In the south on Sunday, the U.S. military reported that ballistic missiles fired by Houthi rebels, an Iranian-backed terror group in Yemen, had struck three commercial ships in international waters in the southern Red Sea as one of its warships shot down three drones.

“These three vessels are connected to 14 separate nations,” U.S. military’s Central Command said in a statement. “These attacks represent a direct threat to international commerce and maritime security. They have jeopardized the lives of international crews representing multiple countries around the world.”

“We also have every reason to believe that these attacks, while launched by the Houthis in Yemen, are fully enabled by Iran,” the statement continued. “The United States will consider all appropriate responses in full coordination with its international allies and partners.”

Meanwhile, the chief prosecutor of the International Criminal Court Prosecutor in The Hague visited Israel over the weekend — the first time such a trip has been made. While Israel does not recognize the jurisdiction of the ICC, it allowed prosecutor Karim Khan to visit the country at the request of the families who survived Hamas’ Oct. 7 massacre and the relatives of the hostages still being held in Gaza.

“We hosted him for the whole day on Friday,” attorney Yuval Sasson, a former deputy to the state attorney of Israel, who is currently leading the Forum’s international legal effort, told Jewish Insider in an interview.

“We traveled with him to the burnt-out and diminished communities in Kibbutz Be’eri and Kibbutz Kfar Aza and we went to the Nova festival site,” Sasson said, describing how the prosecutor was accompanied to the sites by survivors of the Oct. 7 atrocities.

Kahn also met with families of the hostages – those released and still being held – and with the head medical staff at Schneider Children’s Hospital in Tel Aviv, where he heard about the poor conditions of the children who were returned from Hamas captivity, Sasson said.

“It was very apparent that he was deeply moved and touched by what he saw, heard and felt,” said Sasson. 

However, he continued, “he didn’t come just to show empathy, he came as chief prosecutor to examine the question of whether to open an investigation against the Hamas perpetrators, their aiders and abettors.”

While Sasson would not speculate as to whether the ICC will investigate Hamas’ war crimes, he did point out that the Palestinian Authority – a self-declared state that is signatory to the Rome Statute, which gives the ICC its mandate – “has accepted the jurisdiction of the International Criminal Court.”
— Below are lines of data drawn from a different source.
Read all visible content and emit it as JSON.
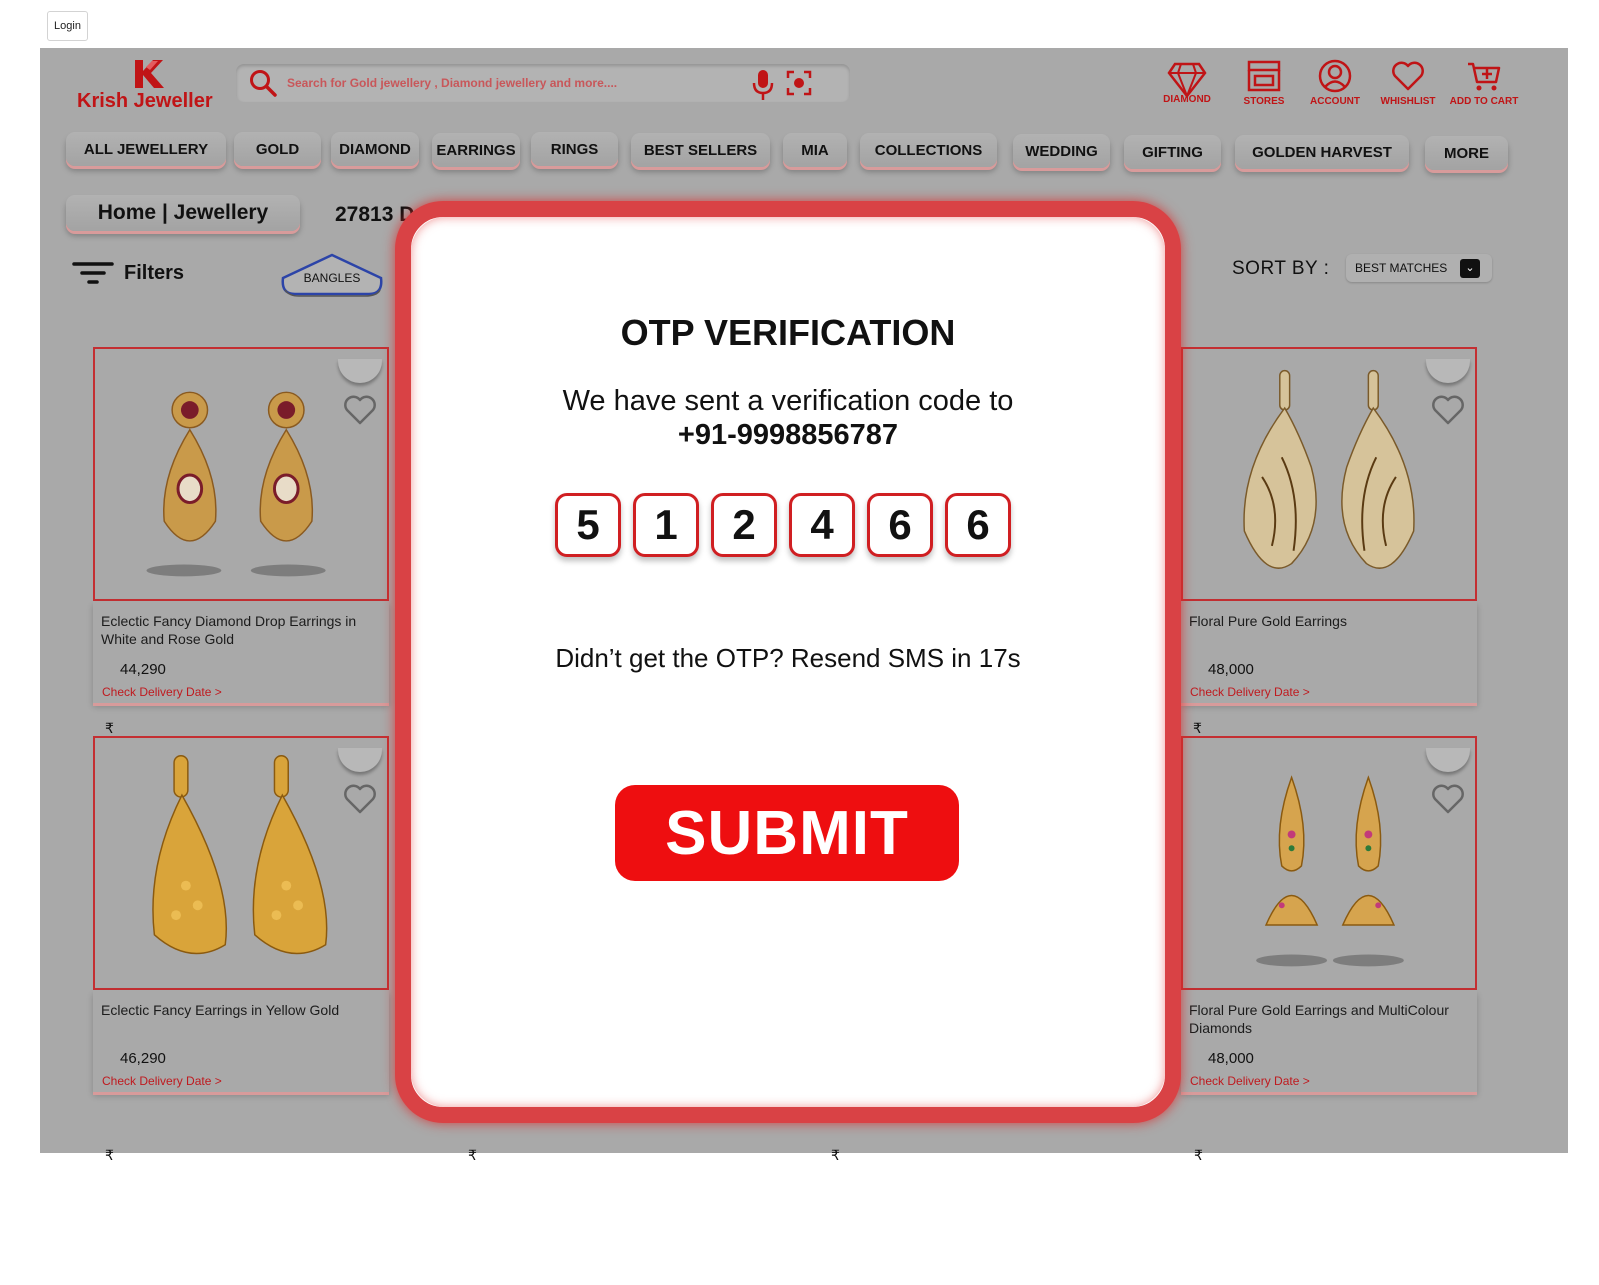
{
  "page": {
    "login_label": "Login"
  },
  "header": {
    "brand": "Krish Jeweller",
    "search_placeholder": "Search  for Gold jewellery , Diamond  jewellery and more....",
    "icons": [
      {
        "label": "DIAMOND",
        "icon": "diamond-icon"
      },
      {
        "label": "STORES",
        "icon": "store-icon"
      },
      {
        "label": "ACCOUNT",
        "icon": "account-icon"
      },
      {
        "label": "WHISHLIST",
        "icon": "heart-icon"
      },
      {
        "label": "ADD TO CART",
        "icon": "cart-icon"
      }
    ],
    "accent": "#c01416"
  },
  "nav": [
    "ALL JEWELLERY",
    "GOLD",
    "DIAMOND",
    "EARRINGS",
    "RINGS",
    "BEST SELLERS",
    "MIA",
    "COLLECTIONS",
    "WEDDING",
    "GIFTING",
    "GOLDEN HARVEST",
    "MORE"
  ],
  "breadcrumb": "Home | Jewellery",
  "result_count": "27813 D",
  "filters": {
    "label": "Filters",
    "chip": "BANGLES"
  },
  "sort": {
    "label": "SORT BY :",
    "value": "BEST MATCHES"
  },
  "products": [
    {
      "name": "Eclectic Fancy Diamond Drop Earrings in White and Rose Gold",
      "price": "44,290",
      "delivery": "Check Delivery Date >"
    },
    {
      "name": "Floral Pure Gold Earrings",
      "price": "48,000",
      "delivery": "Check Delivery Date >"
    },
    {
      "name": "Eclectic Fancy Earrings in Yellow Gold",
      "price": "46,290",
      "delivery": "Check Delivery Date >"
    },
    {
      "name": "Floral Pure Gold Earrings and MultiColour Diamonds",
      "price": "48,000",
      "delivery": "Check Delivery Date >"
    }
  ],
  "currency_symbol": "₹",
  "modal": {
    "title": "OTP VERIFICATION",
    "sent_text": "We have sent a verification code to",
    "phone": "+91-9998856787",
    "otp_digits": [
      "5",
      "1",
      "2",
      "4",
      "6",
      "6"
    ],
    "resend_text": "Didn’t get the OTP? Resend SMS in 17s",
    "submit_label": "SUBMIT",
    "accent": "#ee0e10"
  }
}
“They [the Palestinian Authority] said there is jurisdiction over us, so if there is jurisdiction over them and they have accepted it, then there is no question that the ICC applies to them,” he explained. “It also means [the ICC jurisdiction] applies to Palestinian citizens whether they live in Ramallah, Khan Younis [in Gaza] or elsewhere.”

While there is hope that the ICC will decide to prosecute members of Hamas, including its leaders who live in Qatar and Turkey, Sasson said he also hoped that Kahn’s visit and ICC intervention might be helpful in the short term to secure the release of those still held hostage in Gaza.